The metamorphosis of iQiyi (NASDAQ:IQ) into a monster growth stock continues. Shares of China's leading streaming video service rose 25.4% last week, its strongest gain in its brief, but now quite lucrative, history as a publicly traded company. The stock has now posted back-to-back weeks of double-digit percentage gains.
Momentum finds iQiyi coasting higher, but it also was the beneficiary of a bullish analyst initiation on Thursday. Citic Securities kicked off its coverage of the stock with a buy rating and a $28.33 price target.

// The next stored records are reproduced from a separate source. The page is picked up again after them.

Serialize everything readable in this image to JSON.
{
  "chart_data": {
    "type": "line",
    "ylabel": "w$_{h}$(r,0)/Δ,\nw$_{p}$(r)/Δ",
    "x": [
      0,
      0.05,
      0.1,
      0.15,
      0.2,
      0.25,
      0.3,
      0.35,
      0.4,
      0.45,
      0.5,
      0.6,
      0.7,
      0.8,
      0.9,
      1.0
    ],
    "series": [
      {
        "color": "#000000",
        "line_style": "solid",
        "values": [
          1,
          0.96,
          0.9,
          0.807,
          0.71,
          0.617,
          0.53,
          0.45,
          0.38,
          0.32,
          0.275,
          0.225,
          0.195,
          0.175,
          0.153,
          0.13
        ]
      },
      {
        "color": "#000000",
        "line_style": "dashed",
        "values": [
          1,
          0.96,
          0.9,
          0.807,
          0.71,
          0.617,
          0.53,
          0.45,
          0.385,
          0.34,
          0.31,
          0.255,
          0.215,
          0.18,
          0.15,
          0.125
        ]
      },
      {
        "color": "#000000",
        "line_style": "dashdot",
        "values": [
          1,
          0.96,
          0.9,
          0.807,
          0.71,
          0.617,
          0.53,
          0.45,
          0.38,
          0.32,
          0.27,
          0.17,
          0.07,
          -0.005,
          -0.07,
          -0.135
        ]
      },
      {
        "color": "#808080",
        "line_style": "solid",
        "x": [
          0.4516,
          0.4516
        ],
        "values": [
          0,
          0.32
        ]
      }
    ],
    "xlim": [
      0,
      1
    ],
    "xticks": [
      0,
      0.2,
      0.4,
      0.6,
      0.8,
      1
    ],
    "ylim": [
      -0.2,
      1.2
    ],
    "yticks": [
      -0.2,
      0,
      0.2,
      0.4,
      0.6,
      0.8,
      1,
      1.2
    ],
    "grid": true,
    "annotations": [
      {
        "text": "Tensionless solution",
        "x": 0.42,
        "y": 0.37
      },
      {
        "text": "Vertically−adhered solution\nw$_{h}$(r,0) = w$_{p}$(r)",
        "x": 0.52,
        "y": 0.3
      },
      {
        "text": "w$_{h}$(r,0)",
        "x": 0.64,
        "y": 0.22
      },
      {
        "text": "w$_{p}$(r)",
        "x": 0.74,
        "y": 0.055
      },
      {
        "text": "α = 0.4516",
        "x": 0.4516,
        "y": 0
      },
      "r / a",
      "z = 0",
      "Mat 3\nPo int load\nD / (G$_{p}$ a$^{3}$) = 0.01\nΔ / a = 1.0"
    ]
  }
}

Citic's price goal is currently the highest among Wall Street analysts. iQiyi's surge would result in the stock closing out the week just ahead of $28.33, a problematic development perhaps -- but more than likely a dinner bell for earlier analysts to jack up their price targets unless they're willing to bet against the stock's hearty momentum.
From zero to hero
Last week's bullish analyst initiation and the market's favorable reaction a week earlier to iQiyi opening its first "Yuke" on-demand cinema are sending the shares to fresh all-time highs, but the event that set all of these gains in motion likely was the dot-com darling's first-quarter report in late April. iQiyi's first financial update since its late March IPO was a model-affirming juggernaut, and the stock was languishing as a broken IPO before showing the market the kind of growth that it's capable of generating.
iQiyi stock is trading 58% higher than its IPO price of $18, which was a little more than two months ago, but if we go by the $15.30 it hit when it bottomed out on its fourth day of trading, the stock has gone on to nearly double. The strong quarter and a premium partnership with Chinese online retailer JD.com (NASDAQ:JD) got the ball rolling in its bullish direction.
The deal with JD.com to have members signing up for iQiyi VIP or JD Plus to enjoy the perks of the other platform's premium benefits is off to an encouraging start, with more than 1 million members signing up in the partnership's first few weeks. A million shared premium customers may be a drop in the bucket for a company that's now at 61 million premium subscribers, but it's helping accelerate growth. Revenue rose 57% in iQiyi's first quarter, higher than the 55% increase it posted for all of last year.
Losses continue, but analysts have accepted that we're years away from profitability. iQiyi is investing in marketing and content to attract and retain users, and it will be those measuring sticks that the stock will be judged by in the coming quarters. It also doesn't hurt when membership services are growing faster than ad revenue, an encouraging sign that the company is doing a better job of converting its huge base of free users into paying customers.
The next few days will be interesting. If the stock holds or builds on its recent gains, there will be plenty of bullish analysts with price targets well below where the stock is now. Those Wall Street pros will need to either downgrade the stock or boost their price targets.
There naturally will be a lot riding on iQiyi's next quarterly report to validate the bullish trends investors saw the first time around, but those numbers won't come out until late July. The bulls are feeling pretty good right now, but the bears were felling the same way two months ago.